I.        DEFINITIONS

          Capitalized terms used in this Exhibit A and not otherwise defined herein shall have the meanings assigned to them in the Agreement to which this Exhibit A is attached (the “Agreement”). Additionally, the following terms shall have the meanings set forth below.

          “Affiliate,” means an entity affiliated with the Company.

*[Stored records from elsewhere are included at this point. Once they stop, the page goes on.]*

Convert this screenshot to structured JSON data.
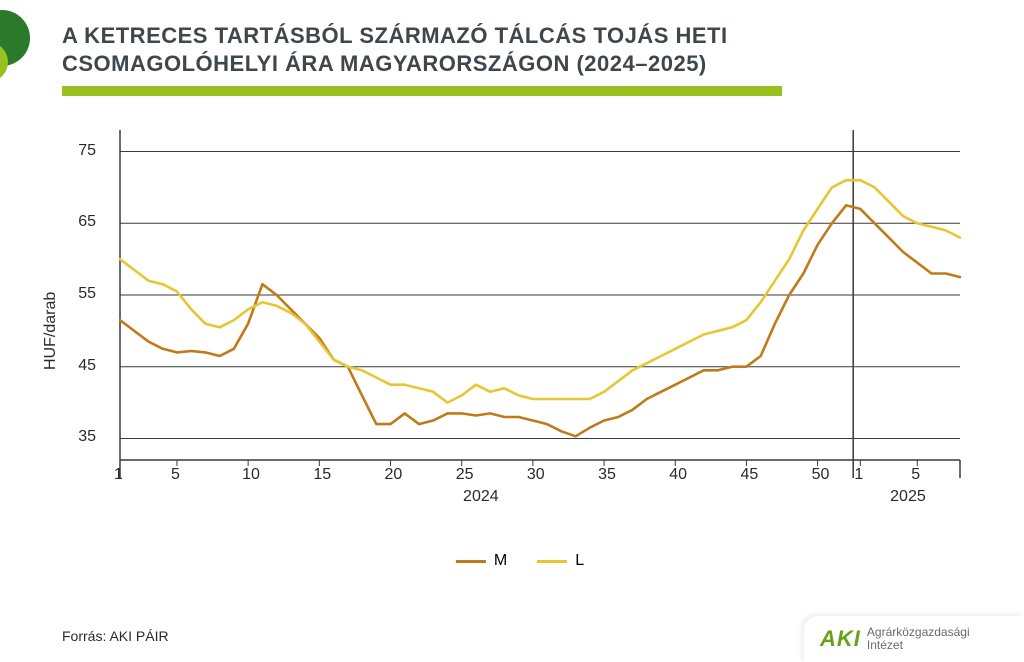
{
  "title_line1": "A KETRECES TARTÁSBÓL SZÁRMAZÓ TÁLCÁS TOJÁS HETI",
  "title_line2": "CSOMAGOLÓHELYI ÁRA MAGYARORSZÁGON (2024–2025)",
  "ylabel": "HUF/darab",
  "source": "Forrás: AKI PÁIR",
  "logo": {
    "text": "AKI",
    "sub1": "Agrárközgazdasági",
    "sub2": "Intézet"
  },
  "styling": {
    "title_color": "#3f474d",
    "accent_green": "#97c11f",
    "circle_dark": "#2b7a2b",
    "circle_light": "#8dbb3a",
    "background": "#ffffff",
    "grid_color": "#3a3a3a",
    "series_M_color": "#c07a1a",
    "series_L_color": "#e6c733",
    "line_width": 2.6,
    "title_fontsize": 22,
    "label_fontsize": 16
  },
  "chart": {
    "type": "line",
    "ylim": [
      32,
      78
    ],
    "yticks": [
      35,
      45,
      55,
      65,
      75
    ],
    "x_segments": [
      {
        "year": "2024",
        "start": 1,
        "end": 52,
        "ticks": [
          1,
          5,
          10,
          15,
          20,
          25,
          30,
          35,
          40,
          45,
          50
        ]
      },
      {
        "year": "2025",
        "start": 1,
        "end": 8,
        "ticks": [
          1,
          5
        ]
      }
    ],
    "series": [
      {
        "name": "M",
        "color": "#c07a1a",
        "y": [
          51.5,
          50,
          48.5,
          47.5,
          47,
          47.2,
          47,
          46.5,
          47.5,
          51,
          56.5,
          55,
          53,
          51,
          49,
          46,
          45,
          41,
          37,
          37,
          38.5,
          37,
          37.5,
          38.5,
          38.5,
          38.2,
          38.5,
          38,
          38,
          37.5,
          37,
          36,
          35.3,
          36.5,
          37.5,
          38,
          39,
          40.5,
          41.5,
          42.5,
          43.5,
          44.5,
          44.5,
          45,
          45,
          46.5,
          51,
          55,
          58,
          62,
          65,
          67.5,
          67,
          65,
          63,
          61,
          59.5,
          58,
          58,
          57.5
        ]
      },
      {
        "name": "L",
        "color": "#e6c733",
        "y": [
          60,
          58.5,
          57,
          56.5,
          55.5,
          53,
          51,
          50.5,
          51.5,
          53,
          54,
          53.5,
          52.5,
          51,
          48.5,
          46,
          45,
          44.5,
          43.5,
          42.5,
          42.5,
          42,
          41.5,
          40,
          41,
          42.5,
          41.5,
          42,
          41,
          40.5,
          40.5,
          40.5,
          40.5,
          40.5,
          41.5,
          43,
          44.5,
          45.5,
          46.5,
          47.5,
          48.5,
          49.5,
          50,
          50.5,
          51.5,
          54,
          57,
          60,
          64,
          67,
          70,
          71,
          71,
          70,
          68,
          66,
          65,
          64.5,
          64,
          63
        ]
      }
    ],
    "legend": [
      "M",
      "L"
    ]
  }
}
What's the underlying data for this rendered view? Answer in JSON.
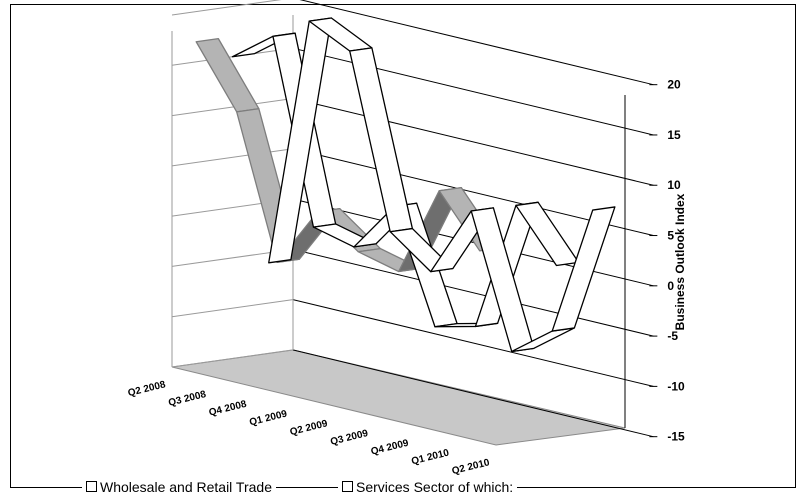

          “Change in Control”. For purposes of this Agreement, a “Change in Control” means any one or more of the following events (except for a Sale of the Bone-Stimulation Business):

          (1)     When the individuals who, at the beginning of any period of two years or less, constituted the Board cease, for any reason, to constitute at least a majority thereof unless the election or nomination for election of each new director was approved by the vote of at least two thirds of the directors then still in office who were directors at the beginning of such period;

          (2)     A change of control of the Company through a transaction or series of transactions, such that any person (as that term is used in Section 13 and 14(d)(2) of the Securities Exchange Act of 1934 [“1934 Act”]), excluding Affiliates of the Company as of the Effective Date, is or becomes the beneficial owner (as that term is used in Section 13[d] of the 1934 Act) directly or indirectly, of securities of the Company representing 20% or more of the combined voting power of the Company’s then outstanding securities;

          (3)     Any merger, consolidation or liquidation of the Company in which the Company is not the continuing or surviving company or pursuant to which stock would be converted into cash, securities or other property, other than a merger of the Company in which the holders of the shares of stock immediately before the merger have the same proportionate ownership of common stock of the surviving company immediately after the merger;

          (4)     The shareholders of the Company approve any plan or proposal for the liquidation or dissolution of the Company; or

          Substantially all of the assets of the Company are sold or otherwise transferred to parties that are not within a “controlled group of corporations” (as defined in Section 1563 of the Internal Revenue Code of 1986, as amended (the “Code”) in which Parent is a member prior to such sale or transfer.

          (5)     “Code,” means the Internal Revenue Code of 1986, as amended.

          (6)     “Sale of the Bone-Stimulation Business.” For purposes of this Agreement, a “Sale of the Bone-Stimulation Business” shall be deemed to have occurred if the Company sells or disposes of (in one transaction or a series of transactions) all or substantially all of the long-bone and spinal stimulation businesses presently conducted by the Company.

 


 

EXHIBIT B

CALCULATION OF SPECIAL BONUSES

I.       BONUS AFTER A CHANGE IN CONTROL

          Upon the closing of a Change in Control while he is still an employee of the Company, Employee shall be entitled to receive, as a lump sum, a special bonus payment according to the following schedule:

          *****

          If the net per share price falls between targets listed above, a straight-line interpolation of the lump sum bonus amount shall occur.

II.      BONUS AFTER A SALE OF THE BONE-STIMULATION BUSINESS

          Upon the closing of a Sale of the Bone-Stimulation Business while he is still an employee of the Company, Employee shall be entitled to receive, as a lump sum, a special bonus payment equal to one-half of 1% of the selling price.


**Text has been omitted pursuant to a confidentiality request. Omitted text has been filed with the Securities & Exchange Commission.